Ministro das finanças no
governo provisório da República, ministro português em Madrid,
rico proprietário e agricultor, etc.
N. na Golegã a 5 de Março
de 1858, sendo filho de Carlos Relvas, e de sua mulher, D. Margarida
Amália de Azevedo Relvas (V. o artigo
antecedente).
Matriculou-se na
Universidade de Coimbra na faculdade de Direito, que só frequentou
até ao segundo ano, abandonando-o então para seguir o Curso
Superior de Letras, o qual concluiu em 1880, escrevendo nesse ano a
sua tese, intitulada O Direito feudal, que apresentou na
prova final do curso. Além deste trabalho, escreveu: Conferência
sobre questões economicas, feita no Centro Comercial do Porto
em 1910, publicada e impressa na tipografia Bayard. Em diversos
jornais tem publicado muitos artigos, especialmente sobre questões
de arte, e económicas. Dedicando-se muito às ideias democráticas,
foi um dos que mais serviços prestou para a implantação da República
em Portugal, fazendo intensa propaganda dos seus ideais, tanto no país,
como no estrangeiro, onde acompanhou o Sr.
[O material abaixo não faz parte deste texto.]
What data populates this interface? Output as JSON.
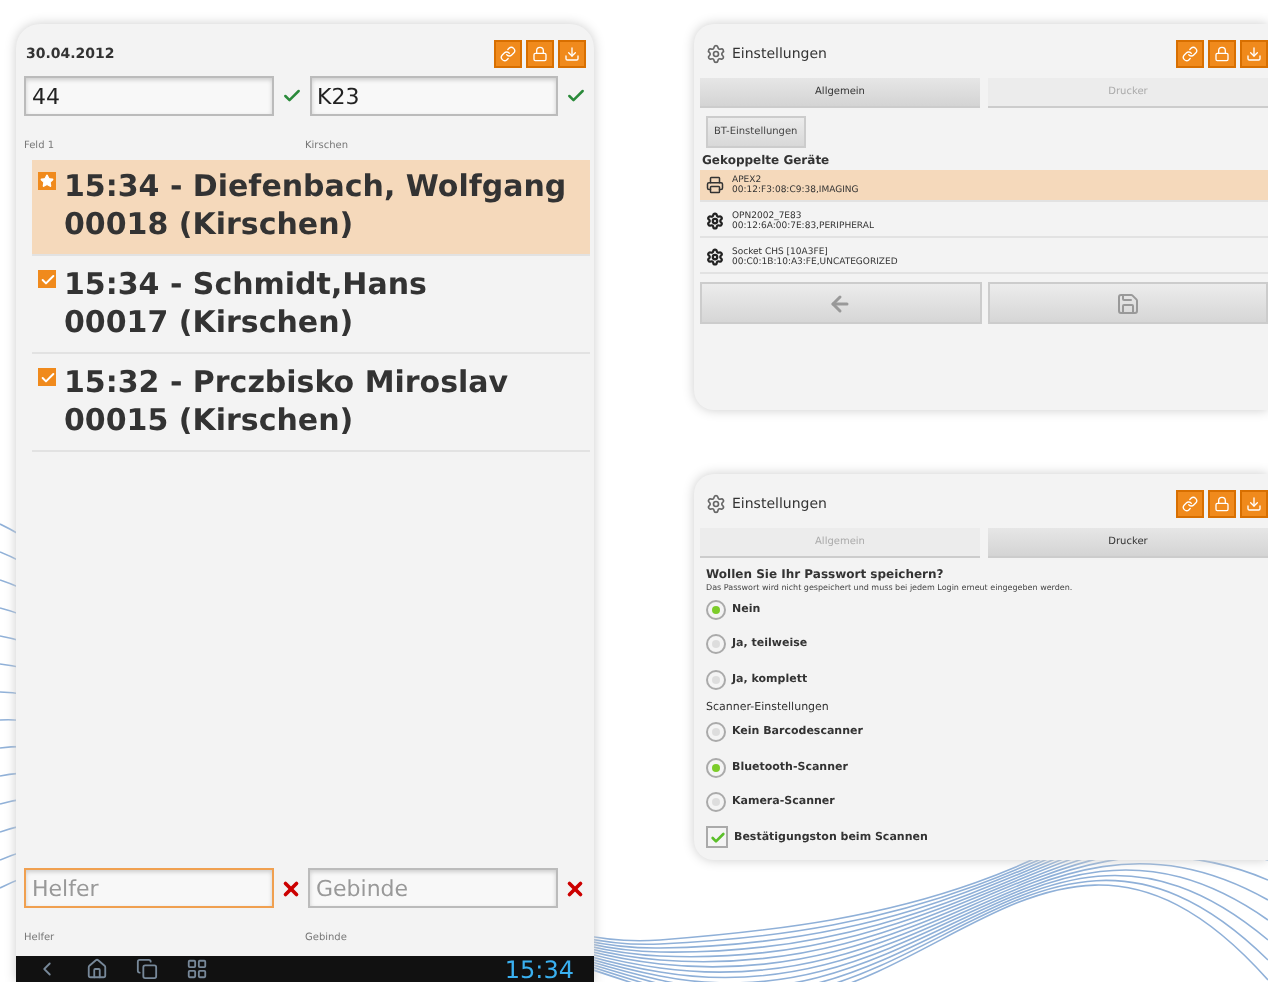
{
  "list_screen": {
    "date": "30.04.2012",
    "fields": [
      {
        "value": "44",
        "label": "Feld 1",
        "valid": true
      },
      {
        "value": "K23",
        "label": "Kirschen",
        "valid": true
      }
    ],
    "entries": [
      {
        "line1": "15:34 - Diefenbach, Wolfgang",
        "line2": "00018 (Kirschen)",
        "kind": "star",
        "selected": true
      },
      {
        "line1": "15:34 - Schmidt,Hans",
        "line2": "00017 (Kirschen)",
        "kind": "check",
        "selected": false
      },
      {
        "line1": "15:32 - Prczbisko Miroslav",
        "line2": "00015 (Kirschen)",
        "kind": "check",
        "selected": false
      }
    ],
    "bottom_fields": [
      {
        "placeholder": "Helfer",
        "label": "Helfer",
        "valid": false,
        "focused": true
      },
      {
        "placeholder": "Gebinde",
        "label": "Gebinde",
        "valid": false,
        "focused": false
      }
    ],
    "nav_bar": {
      "time": "15:34"
    }
  },
  "bt_settings": {
    "title": "Einstellungen",
    "tabs": [
      {
        "label": "Allgemein",
        "selected": true
      },
      {
        "label": "Drucker",
        "selected": false
      }
    ],
    "bt_button": "BT-Einstellungen",
    "section": "Gekoppelte Geräte",
    "devices": [
      {
        "name": "APEX2",
        "address": "00:12:F3:08:C9:38,IMAGING",
        "kind": "printer",
        "selected": true
      },
      {
        "name": "OPN2002_7E83",
        "address": "00:12:6A:00:7E:83,PERIPHERAL",
        "kind": "device",
        "selected": false
      },
      {
        "name": "Socket CHS [10A3FE]",
        "address": "00:C0:1B:10:A3:FE,UNCATEGORIZED",
        "kind": "device",
        "selected": false
      }
    ]
  },
  "password_settings": {
    "title": "Einstellungen",
    "tabs": [
      {
        "label": "Allgemein",
        "selected": false
      },
      {
        "label": "Drucker",
        "selected": true
      }
    ],
    "question": "Wollen Sie Ihr Passwort speichern?",
    "hint": "Das Passwort wird nicht gespeichert und muss bei jedem Login erneut eingegeben werden.",
    "password_options": [
      {
        "label": "Nein",
        "selected": true
      },
      {
        "label": "Ja, teilweise",
        "selected": false
      },
      {
        "label": "Ja, komplett",
        "selected": false
      }
    ],
    "scanner_section": "Scanner-Einstellungen",
    "scanner_options": [
      {
        "label": "Kein Barcodescanner",
        "selected": false
      },
      {
        "label": "Bluetooth-Scanner",
        "selected": true
      },
      {
        "label": "Kamera-Scanner",
        "selected": false
      }
    ],
    "confirm": {
      "label": "Bestätigungston beim Scannen",
      "checked": true
    }
  }
}
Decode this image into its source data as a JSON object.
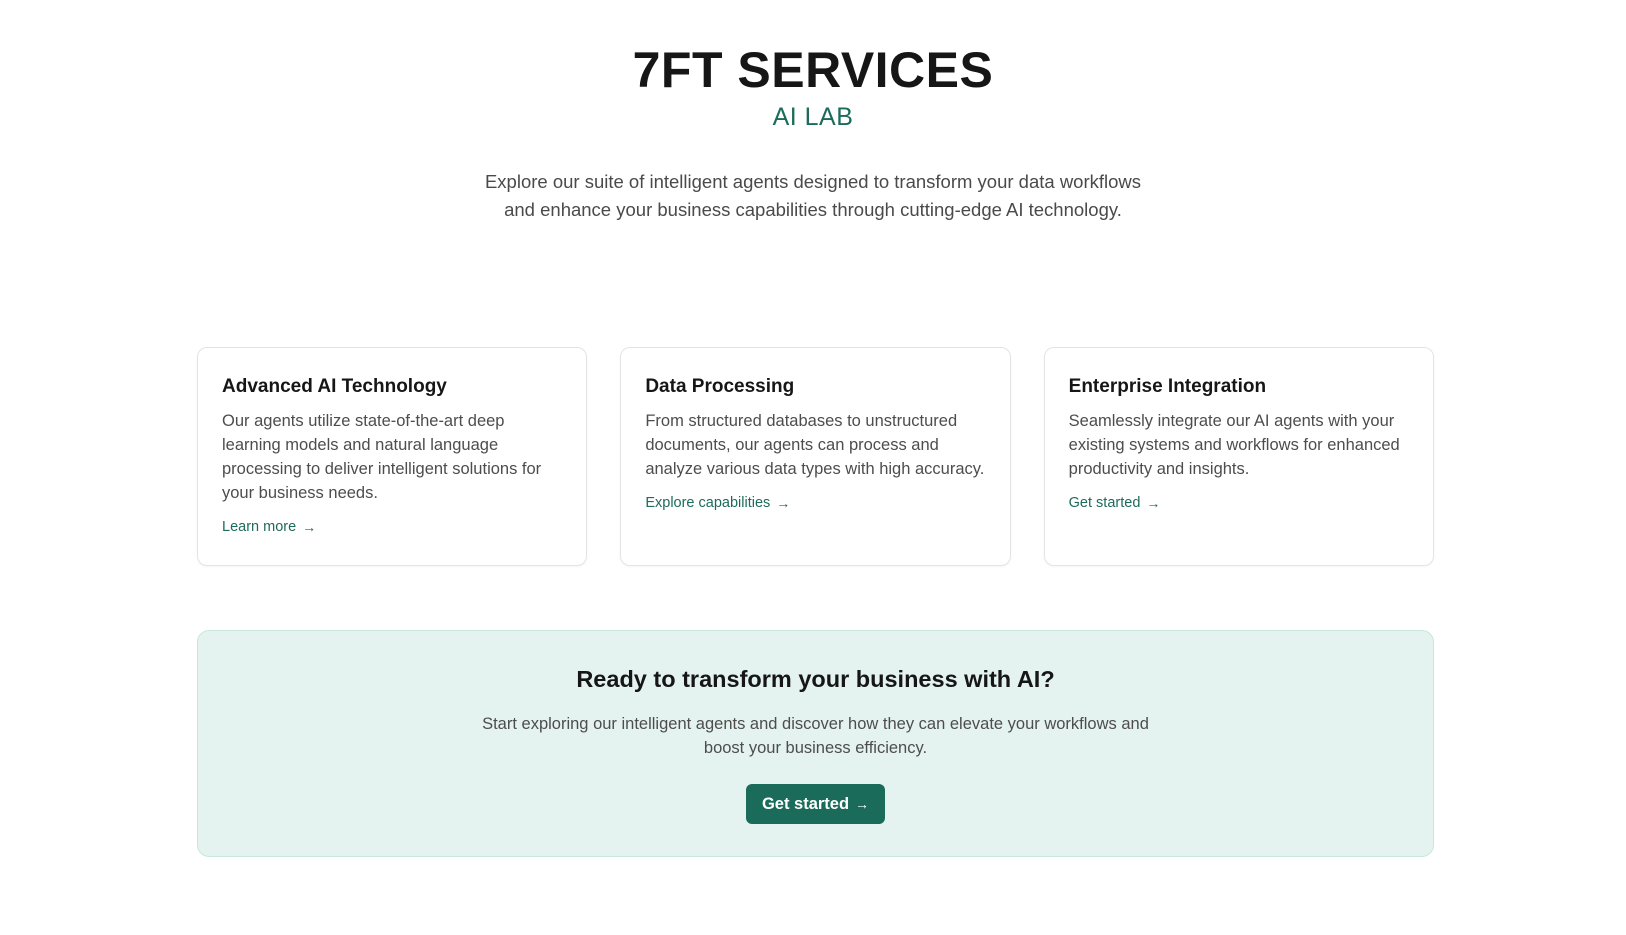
{
  "hero": {
    "title": "7FT SERVICES",
    "subtitle": "AI LAB",
    "intro": "Explore our suite of intelligent agents designed to transform your data workflows and enhance your business capabilities through cutting-edge AI technology."
  },
  "cards": [
    {
      "title": "Advanced AI Technology",
      "body": "Our agents utilize state-of-the-art deep learning models and natural language processing to deliver intelligent solutions for your business needs.",
      "link": "Learn more"
    },
    {
      "title": "Data Processing",
      "body": "From structured databases to unstructured documents, our agents can process and analyze various data types with high accuracy.",
      "link": "Explore capabilities"
    },
    {
      "title": "Enterprise Integration",
      "body": "Seamlessly integrate our AI agents with your existing systems and workflows for enhanced productivity and insights.",
      "link": "Get started"
    }
  ],
  "cta": {
    "heading": "Ready to transform your business with AI?",
    "body": "Start exploring our intelligent agents and discover how they can elevate your workflows and boost your business efficiency.",
    "button": "Get started"
  },
  "icons": {
    "arrow": "arrow-right-icon"
  },
  "colors": {
    "accent": "#1d6b5b",
    "cta_background": "#e4f3ef",
    "button": "#1a6b5a"
  }
}
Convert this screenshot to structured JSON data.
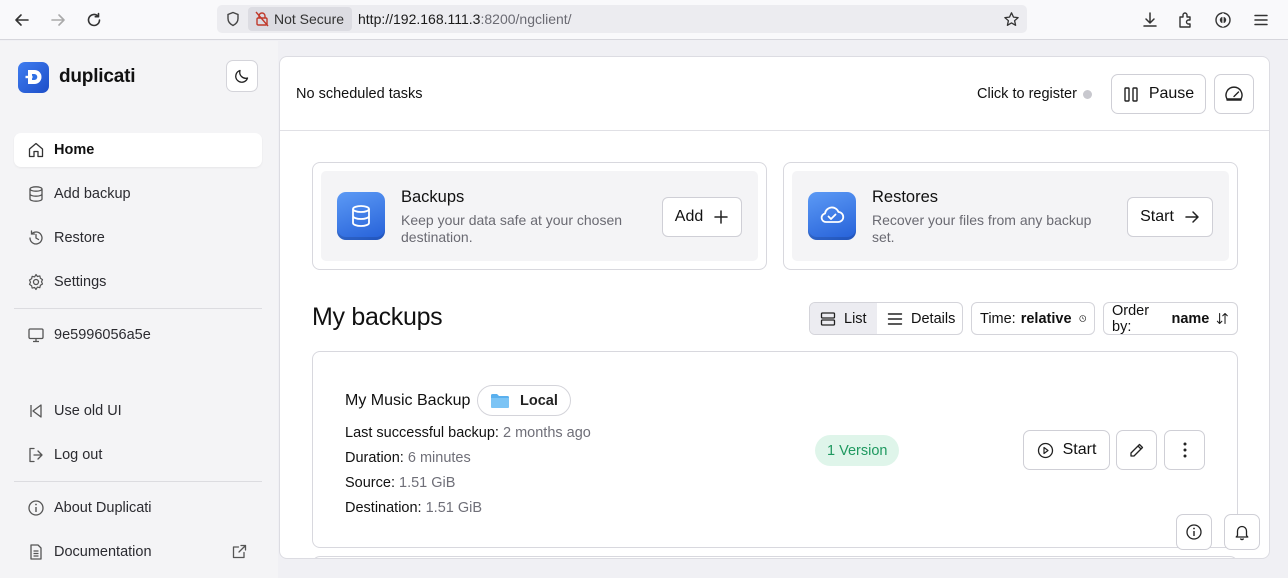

Magalhães Lima.
Tendo estudado a fundo as
questões económicas e financeiras, foi chamado a gerir a pasta das
finanças no governo provisório, poucos dias depois dele se ter
organizado em seguida à proclamação da República, no dia 5 de
Outubro de 1910. O Sr. José Relvas já fizera parte do directório
do partido republicano Como ministro, dedicou-se com todo o critério
e elevada competência na gerência da sua pasta, tomando em
consideração muitas reclamações, que ele procurou atender,
providenciando sobre as que considerava serem justas, procurando
tomar medidas e reformas que pudessem, quanto possível, satisfazer
os reclamantes afirmando assim mais uma vez, e praticamente, o seu
espírito democrático e consciencioso. Quando se tratou da nomeação
do presidente da Republica, foi o seu nome indigitado por mais duma
vez como candidato a esse elevado cargo. Nas primeiras cortes
constituintes que se organizaram depois da eleição do presidente,
o Sr. Manuel de Arriaga, foi o Sr. José Relvas eleito deputado pelo
círculo de Viseu. Por decreto de 14 de Outubro de 1911 foi nomeado
ministro português em Madrid, indo substituir o Sr. Dr. Augusto de
Vasconcelos, que deixara de exercer aquelas funções, por ter sido
nomeado ministro dos estrangeiros no ministério presidido pelo Sr.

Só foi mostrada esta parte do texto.